今更オレの職業を瀬名が知ったところでお互いに別にだからなんだという話なので、適当に流す。
「そういえば職場のエントランスにも咲いてる、桜。思い出した」
「そんなもんだろう」
「ははっ、ほんとそう」
だがふと、毎日桜を見ていることを思い出したと零せば瀬名は少しだけ可笑しそうに口元を緩め、さっきのオレを真似るように肩を竦めた。
オレたちの間を駆け抜けるように強い風が吹くと、桜の花びらがひらひらと頭上を舞う。
突然大きく腕を振るったオレを見て驚いている瀬名に、笑いながら捕まえた一枚の花弁を見せる。

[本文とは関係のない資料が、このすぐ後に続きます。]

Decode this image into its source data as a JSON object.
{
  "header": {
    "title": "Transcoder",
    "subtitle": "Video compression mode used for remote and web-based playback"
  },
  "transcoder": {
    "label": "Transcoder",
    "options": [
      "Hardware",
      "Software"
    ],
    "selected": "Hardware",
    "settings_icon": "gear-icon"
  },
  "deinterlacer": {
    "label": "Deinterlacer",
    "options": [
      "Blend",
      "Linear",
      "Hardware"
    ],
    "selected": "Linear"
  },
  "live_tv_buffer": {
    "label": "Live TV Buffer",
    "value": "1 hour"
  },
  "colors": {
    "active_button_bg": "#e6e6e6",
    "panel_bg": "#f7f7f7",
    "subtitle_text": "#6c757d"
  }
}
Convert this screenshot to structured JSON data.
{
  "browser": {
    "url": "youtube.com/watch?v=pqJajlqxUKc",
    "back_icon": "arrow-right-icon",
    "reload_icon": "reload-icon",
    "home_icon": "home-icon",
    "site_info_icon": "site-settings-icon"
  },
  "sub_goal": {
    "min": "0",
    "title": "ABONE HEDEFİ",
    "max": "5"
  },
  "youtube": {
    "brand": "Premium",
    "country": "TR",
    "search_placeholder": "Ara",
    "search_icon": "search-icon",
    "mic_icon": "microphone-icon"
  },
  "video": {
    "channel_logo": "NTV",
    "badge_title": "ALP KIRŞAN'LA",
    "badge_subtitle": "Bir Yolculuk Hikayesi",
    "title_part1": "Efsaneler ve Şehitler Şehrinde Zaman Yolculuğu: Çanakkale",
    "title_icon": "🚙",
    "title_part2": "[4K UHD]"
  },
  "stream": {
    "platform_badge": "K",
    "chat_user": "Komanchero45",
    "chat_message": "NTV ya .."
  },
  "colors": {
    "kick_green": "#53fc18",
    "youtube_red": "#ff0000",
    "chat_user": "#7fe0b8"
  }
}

「今日は楽しかった。花見も付き合ってくれてありがと」
「ああ」
来た道を引き返すことはない。見えたのは分かれ道で、そこが今日瀬名と別れる場所だ。
その前にちゃんと今日の楽しかったことを告げると、瀬名は頷いて。一度だけオレの手元を見て。ゆっくりと瞬きをする。
「俺も、一人じゃ花見なんてしないから、よかった」
少しだけ間を置いて言われた言葉に、へへ、と笑って返したら瀬名の目元が少しだけ柔らかくなったのがわかった。
「うん。また店に行くから」
「水曜と日曜は休み」
「もう間違えねえって」
軽くなった雰囲気のせいか、からかってくる瀬名に二度はないと首を振る。
話している内に着いてしまった分かれ道でオレたちはどちらからともなく一度、足を止めた。
「待ってる」
「うん。帰り、気を付けて」
「永原くんも」
「ああ、またな!」
そして互いに短く別れの挨拶をして、それぞれの家路へと就く。
オレは拳を解き、握り締めていた花びらをひらりと風へ乗せた。